A l’ère du numérique, Genève a l’ambition de devenir une capitale digitale (non, elle ne l’est pas déjà). Et la promotion concrète de «Digital Geneva» (l’usage de l’anglais n’est pas anodin) est l’une des missions stratégiques que le canton s’est fixée à l’horizon 2030.

Comment l’Etat peut-il contribuer à réaliser cette ambition (avec l’appui des communes et autres institutions publiques) ? En clarifiant son rôle et ses champs d’action. L’innovation économique, moteur espéré de croissance vertueuse, est principalement l’affaire des entreprises et des privés ; l’Etat – à part un rôle de soutien ponctuel – ne doit pas s’imaginer en planificateur efficace en ce domaine. L’innovation technologique émane d’abord des privés mais l’Etat, par la recherche dans les hautes écoles, peut y contribuer puissamment. En matière d’innovation sociale, l’Etat se doit de montrer l’exemple. Il existe donc bien des activités que les collectivités publiques peuvent empoigner pour faire avancer Genève sur le grand échiquier numérique mondial. Quatre missions principales se détachent :

L’Etat communicateur fait mieux connaître les enjeux et conséquences de la transformation numérique, encore largement méconnus et sous-estimés. Le software sera partout. Les grands secteurs d’activité traditionnelle de l’Etat (santé, sécurité, éducation) seront profondément bouleversés. Actuellement, les craintes et les peurs dominent, occultant les opportunités. L’Etat a un devoir de communication : expliquer, valoriser les bonnes initiatives existantes, stimuler le débat et la connaissance.

L’Etat acteur convainc par l’exemple, avec des projets «champions», positifs et concrets. Genève doit donc continuer à développer, implémenter et faire connaître des services numériques intégralement en ligne, utiles pour les citoyens et les entreprises (par ex. obtention de renseignements certifiés ou d’attestations, réponses aux demandes étatiques, etc.). Le test-prototype mis en place pour la consultation du Registre du commerce sous forme de blockchain est exemplaire à cet égard. Les projets pratiques, simples et efficaces doivent être préférés aux grandes déclarations d’intentions générales.
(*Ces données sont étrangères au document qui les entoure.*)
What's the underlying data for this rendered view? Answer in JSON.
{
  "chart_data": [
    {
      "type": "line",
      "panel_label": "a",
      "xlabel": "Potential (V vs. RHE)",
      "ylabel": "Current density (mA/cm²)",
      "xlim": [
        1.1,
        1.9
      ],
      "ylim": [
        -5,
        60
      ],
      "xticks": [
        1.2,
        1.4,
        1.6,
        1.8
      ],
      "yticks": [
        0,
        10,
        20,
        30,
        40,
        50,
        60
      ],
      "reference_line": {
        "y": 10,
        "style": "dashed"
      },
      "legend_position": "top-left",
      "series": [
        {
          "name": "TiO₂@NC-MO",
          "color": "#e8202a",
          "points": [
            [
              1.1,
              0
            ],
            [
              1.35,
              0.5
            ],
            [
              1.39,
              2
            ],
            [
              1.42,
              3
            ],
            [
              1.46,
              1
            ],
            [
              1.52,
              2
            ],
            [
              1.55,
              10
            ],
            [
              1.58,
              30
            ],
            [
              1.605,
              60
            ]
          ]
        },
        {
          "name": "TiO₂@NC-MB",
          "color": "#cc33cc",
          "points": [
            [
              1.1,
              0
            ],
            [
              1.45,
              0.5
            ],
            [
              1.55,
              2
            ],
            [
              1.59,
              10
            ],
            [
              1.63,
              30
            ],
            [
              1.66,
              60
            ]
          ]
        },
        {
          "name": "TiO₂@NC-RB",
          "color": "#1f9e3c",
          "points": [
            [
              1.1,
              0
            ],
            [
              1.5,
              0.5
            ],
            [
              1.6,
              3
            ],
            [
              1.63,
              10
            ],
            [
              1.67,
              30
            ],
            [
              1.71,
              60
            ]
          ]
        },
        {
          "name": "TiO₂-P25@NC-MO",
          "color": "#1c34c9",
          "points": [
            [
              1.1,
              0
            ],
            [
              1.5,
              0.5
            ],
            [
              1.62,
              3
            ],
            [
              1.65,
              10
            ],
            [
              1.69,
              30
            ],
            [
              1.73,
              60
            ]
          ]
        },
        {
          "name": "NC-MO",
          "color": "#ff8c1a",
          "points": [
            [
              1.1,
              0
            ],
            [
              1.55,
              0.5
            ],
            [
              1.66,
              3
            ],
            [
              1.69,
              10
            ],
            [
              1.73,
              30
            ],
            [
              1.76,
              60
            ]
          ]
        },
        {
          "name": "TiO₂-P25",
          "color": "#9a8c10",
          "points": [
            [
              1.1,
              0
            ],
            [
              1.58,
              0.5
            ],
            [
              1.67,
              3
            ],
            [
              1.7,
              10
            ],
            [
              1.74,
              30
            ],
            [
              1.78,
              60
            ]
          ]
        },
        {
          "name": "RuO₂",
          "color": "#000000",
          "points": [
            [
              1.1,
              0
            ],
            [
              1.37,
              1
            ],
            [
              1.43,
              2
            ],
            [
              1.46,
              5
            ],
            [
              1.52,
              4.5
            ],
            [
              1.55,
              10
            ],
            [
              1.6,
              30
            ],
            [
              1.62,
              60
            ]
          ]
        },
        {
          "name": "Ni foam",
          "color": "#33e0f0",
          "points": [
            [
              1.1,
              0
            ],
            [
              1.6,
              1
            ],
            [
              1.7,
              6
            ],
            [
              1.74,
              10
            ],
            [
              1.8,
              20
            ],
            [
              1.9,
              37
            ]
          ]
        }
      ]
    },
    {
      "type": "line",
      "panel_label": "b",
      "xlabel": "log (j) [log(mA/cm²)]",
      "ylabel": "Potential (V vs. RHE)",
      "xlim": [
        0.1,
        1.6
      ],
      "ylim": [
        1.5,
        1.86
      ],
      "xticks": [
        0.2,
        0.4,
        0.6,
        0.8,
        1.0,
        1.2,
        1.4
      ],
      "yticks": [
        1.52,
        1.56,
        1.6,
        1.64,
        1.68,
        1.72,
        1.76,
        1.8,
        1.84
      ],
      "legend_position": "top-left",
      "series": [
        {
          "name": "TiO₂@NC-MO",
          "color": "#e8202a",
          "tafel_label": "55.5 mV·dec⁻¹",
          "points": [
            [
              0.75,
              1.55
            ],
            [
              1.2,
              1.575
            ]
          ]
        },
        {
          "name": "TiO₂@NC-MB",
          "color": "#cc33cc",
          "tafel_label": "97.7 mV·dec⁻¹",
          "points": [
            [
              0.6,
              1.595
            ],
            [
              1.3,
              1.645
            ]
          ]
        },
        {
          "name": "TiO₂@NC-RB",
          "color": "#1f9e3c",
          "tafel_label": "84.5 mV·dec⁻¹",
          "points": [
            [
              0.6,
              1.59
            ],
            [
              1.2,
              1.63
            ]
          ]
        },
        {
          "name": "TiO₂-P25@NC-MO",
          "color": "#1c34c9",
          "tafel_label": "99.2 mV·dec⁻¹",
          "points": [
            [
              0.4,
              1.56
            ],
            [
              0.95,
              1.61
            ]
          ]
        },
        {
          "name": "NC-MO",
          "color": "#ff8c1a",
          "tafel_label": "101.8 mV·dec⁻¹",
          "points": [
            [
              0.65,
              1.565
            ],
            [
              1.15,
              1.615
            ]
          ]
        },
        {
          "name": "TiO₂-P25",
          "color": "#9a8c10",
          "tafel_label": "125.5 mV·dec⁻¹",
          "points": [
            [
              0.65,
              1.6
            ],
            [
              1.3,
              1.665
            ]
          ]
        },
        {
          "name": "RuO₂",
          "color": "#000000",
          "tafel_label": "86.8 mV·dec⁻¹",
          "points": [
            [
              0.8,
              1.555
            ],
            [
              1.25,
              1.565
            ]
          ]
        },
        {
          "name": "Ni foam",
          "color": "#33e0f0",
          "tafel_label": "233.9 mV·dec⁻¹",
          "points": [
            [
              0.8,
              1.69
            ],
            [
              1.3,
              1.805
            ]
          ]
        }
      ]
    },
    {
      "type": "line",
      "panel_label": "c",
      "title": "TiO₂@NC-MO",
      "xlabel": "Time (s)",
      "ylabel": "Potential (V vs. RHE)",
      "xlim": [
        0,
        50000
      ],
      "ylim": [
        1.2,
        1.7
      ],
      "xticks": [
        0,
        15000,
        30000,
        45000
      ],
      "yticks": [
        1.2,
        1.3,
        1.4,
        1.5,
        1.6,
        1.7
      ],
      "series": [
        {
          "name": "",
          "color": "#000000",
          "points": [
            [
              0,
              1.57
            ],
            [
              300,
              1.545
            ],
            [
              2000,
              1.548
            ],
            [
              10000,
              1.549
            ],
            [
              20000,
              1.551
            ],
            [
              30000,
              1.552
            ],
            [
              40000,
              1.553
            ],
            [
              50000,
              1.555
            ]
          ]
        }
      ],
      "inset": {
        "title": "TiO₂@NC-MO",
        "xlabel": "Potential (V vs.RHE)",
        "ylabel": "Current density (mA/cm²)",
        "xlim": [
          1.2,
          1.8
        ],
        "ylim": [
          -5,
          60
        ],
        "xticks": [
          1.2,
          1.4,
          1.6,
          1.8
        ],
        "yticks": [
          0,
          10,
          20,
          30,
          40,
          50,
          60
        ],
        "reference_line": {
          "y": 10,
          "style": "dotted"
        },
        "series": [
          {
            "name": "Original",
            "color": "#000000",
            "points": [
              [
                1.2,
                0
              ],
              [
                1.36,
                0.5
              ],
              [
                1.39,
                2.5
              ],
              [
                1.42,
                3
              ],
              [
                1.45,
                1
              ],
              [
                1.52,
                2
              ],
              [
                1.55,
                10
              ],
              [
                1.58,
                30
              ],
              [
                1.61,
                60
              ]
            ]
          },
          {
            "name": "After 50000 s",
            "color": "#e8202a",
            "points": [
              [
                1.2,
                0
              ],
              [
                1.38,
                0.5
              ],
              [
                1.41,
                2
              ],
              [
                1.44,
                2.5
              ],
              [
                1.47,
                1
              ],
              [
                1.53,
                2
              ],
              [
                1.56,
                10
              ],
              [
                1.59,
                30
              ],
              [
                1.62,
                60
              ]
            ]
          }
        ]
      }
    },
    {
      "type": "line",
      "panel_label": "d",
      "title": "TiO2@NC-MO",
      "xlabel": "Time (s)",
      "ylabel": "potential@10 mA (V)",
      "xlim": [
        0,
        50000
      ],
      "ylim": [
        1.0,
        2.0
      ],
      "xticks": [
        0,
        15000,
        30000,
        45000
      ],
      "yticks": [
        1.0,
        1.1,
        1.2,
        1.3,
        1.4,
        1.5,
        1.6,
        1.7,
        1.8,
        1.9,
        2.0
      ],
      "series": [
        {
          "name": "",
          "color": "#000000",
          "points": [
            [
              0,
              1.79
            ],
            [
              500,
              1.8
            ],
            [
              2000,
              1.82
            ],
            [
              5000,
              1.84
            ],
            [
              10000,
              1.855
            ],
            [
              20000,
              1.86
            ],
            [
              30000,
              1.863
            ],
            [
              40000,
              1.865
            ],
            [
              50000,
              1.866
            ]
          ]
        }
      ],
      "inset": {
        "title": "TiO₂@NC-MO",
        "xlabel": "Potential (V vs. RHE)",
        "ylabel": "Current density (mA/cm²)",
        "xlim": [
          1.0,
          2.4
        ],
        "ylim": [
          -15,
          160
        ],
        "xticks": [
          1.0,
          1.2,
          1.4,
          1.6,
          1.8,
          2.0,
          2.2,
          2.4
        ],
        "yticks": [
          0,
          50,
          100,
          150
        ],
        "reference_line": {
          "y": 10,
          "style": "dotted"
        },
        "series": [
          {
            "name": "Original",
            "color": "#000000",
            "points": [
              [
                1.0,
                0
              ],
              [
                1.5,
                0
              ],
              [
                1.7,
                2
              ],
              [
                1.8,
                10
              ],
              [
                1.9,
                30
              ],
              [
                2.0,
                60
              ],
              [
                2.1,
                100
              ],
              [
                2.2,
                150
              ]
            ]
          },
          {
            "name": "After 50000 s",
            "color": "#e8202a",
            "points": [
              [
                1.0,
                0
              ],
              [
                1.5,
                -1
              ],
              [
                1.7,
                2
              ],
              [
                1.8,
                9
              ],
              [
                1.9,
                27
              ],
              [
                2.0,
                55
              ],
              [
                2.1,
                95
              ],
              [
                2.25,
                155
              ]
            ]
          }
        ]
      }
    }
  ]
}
L’Etat promoteur encourage le développement du numérique par le développement d’infrastructures efficaces (par ex. serveurs de données, 5G, réseaux d’objets connectés), par des dispositifs de soutien à l’innovation ou par l’accueil d’organisations génératrices des nouveaux standards de la gouvernance mondiale de l’internet.

Enfin, l’Etat régulateur a le pouvoir de produire des règles favorables à l’éclosion d’activités numériques fructueuses. C’est un levier puissant, à manier avec précaution : pour bien des activités numériques, une réglementation mal pensée est un frein, une réglementation adéquate un facteur-clef de succès. Ainsi, le succès du secteur des drones, pour lequel la Suisse romande est technologiquement à la pointe, dépendra très largement de la capacité de Genève (et région) de fixer un cadre réglementaire sécurisant et positif.

Cet article a été publié dans la Tribune de Genève du 03 mai 2018. Reproduit avec l’aimable autorisation de la rédaction.